Ford’s recently revealed Ranger Raptor has sparked a great deal of excitement in the one-tonne segment, and speculation is rife that it will eventually have some rivals to fend off.
On a more sober note, the Raptor - and the entire genre it wishes to create within the one-tonne market - has yet to be proven on the sales charts, but the hype it’s created has certainly made rival bakkie builders sit up, take notice and conduct feasibility studies...
One such rival is Nissan.
Australia’s motoring.com.au reports that Nissan’s Australian division is pushing its parent company to develop a Raptor-rivalling Navara, and although it is far from being a done deal, Nissan’s light commercial boss Ashwani Gupta has promised to conduct a feasibility study.
“I think it is more a question of ‘does the customer exist?’, which I think is evolving and ‘what is cost of technology and time to market?’. These are the two things which will be answered during the study,” Gupta said.
But what would be the appropriate power source for such a vehicle?
Ford insists that the 157kW/500Nm 2-litre twin-turbo diesel in its Raptor is the way to go as the vehicle is more about high-speed off-roading than straight-line performance.

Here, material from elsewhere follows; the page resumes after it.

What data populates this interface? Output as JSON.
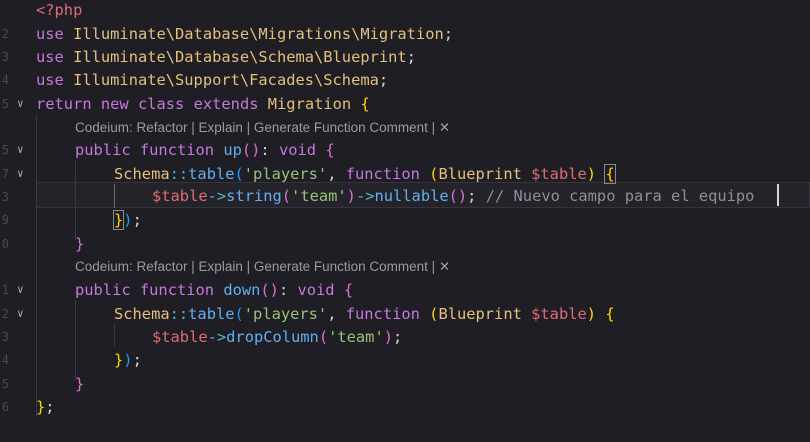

But many fans have criticised it for not having much more power than the current range-topping 3.2 TDCi.
Regardless of whether Ford is right or wrong, there clearly exists an opportunity for one-upmanship here, which brings us to the possibility that Nissan could source the 190kW/550Nm 3-litre V6 turbodiesel from the Mercedes X-Class (which is in any case based on the Navara, even using Nissan’s engines for its four-cylinder models).
Either way, Nissan certainly has the resources to produce a high-performance pick-up, and Gupta added that potential synergies with its alliance partners (should Mitsubishi or Renault customers also request a high-performance pick-up) would also add weight to such a project and make it more feasible.
“Obviously, the synergies between the three brands are important to make the cost of the technology more optimised,” Gupta told motoring.com.au.
“We have every technology to do it ourselves,” Gupta added. “We have Nismo, we have Renaultsport [and Mitsubishi Ralliart],” Gupta added.
What about a Gazoo Hilux?
The other Japanese rival that seems to be considering a Raptor rival is Toyota.
Last November, Aussie publication caradvice.com.au spoke to Toyota Australia marketing boss Sean Hanley, who admitted that there was a gap that the company could fill above its current Hilux SR5 and TRD models.
“It is clear to us that the demand sits one step above that level three now, which is our SR5,” Hanley told caradvice.
“We’ve been able to fill that gap somewhat with our TRD vehicle, and we certainly understand that in the future, we’ll have to examine very closely what we do to fill that gap to ensure that our number-one selling car continues to hold that momentum in the future.”
Could we see the Land Cruiser’s 4.5-litre V8 finding its way beneath the bonnet of a 'Gazoo' Hilux at some point in the future?
Something of a Dakar-inspired Raptor rival that draws off the experience gained by Toyota Gazoo South Africa's racing exploits?
An enticing prospect for bakkie fans, if ever there was one.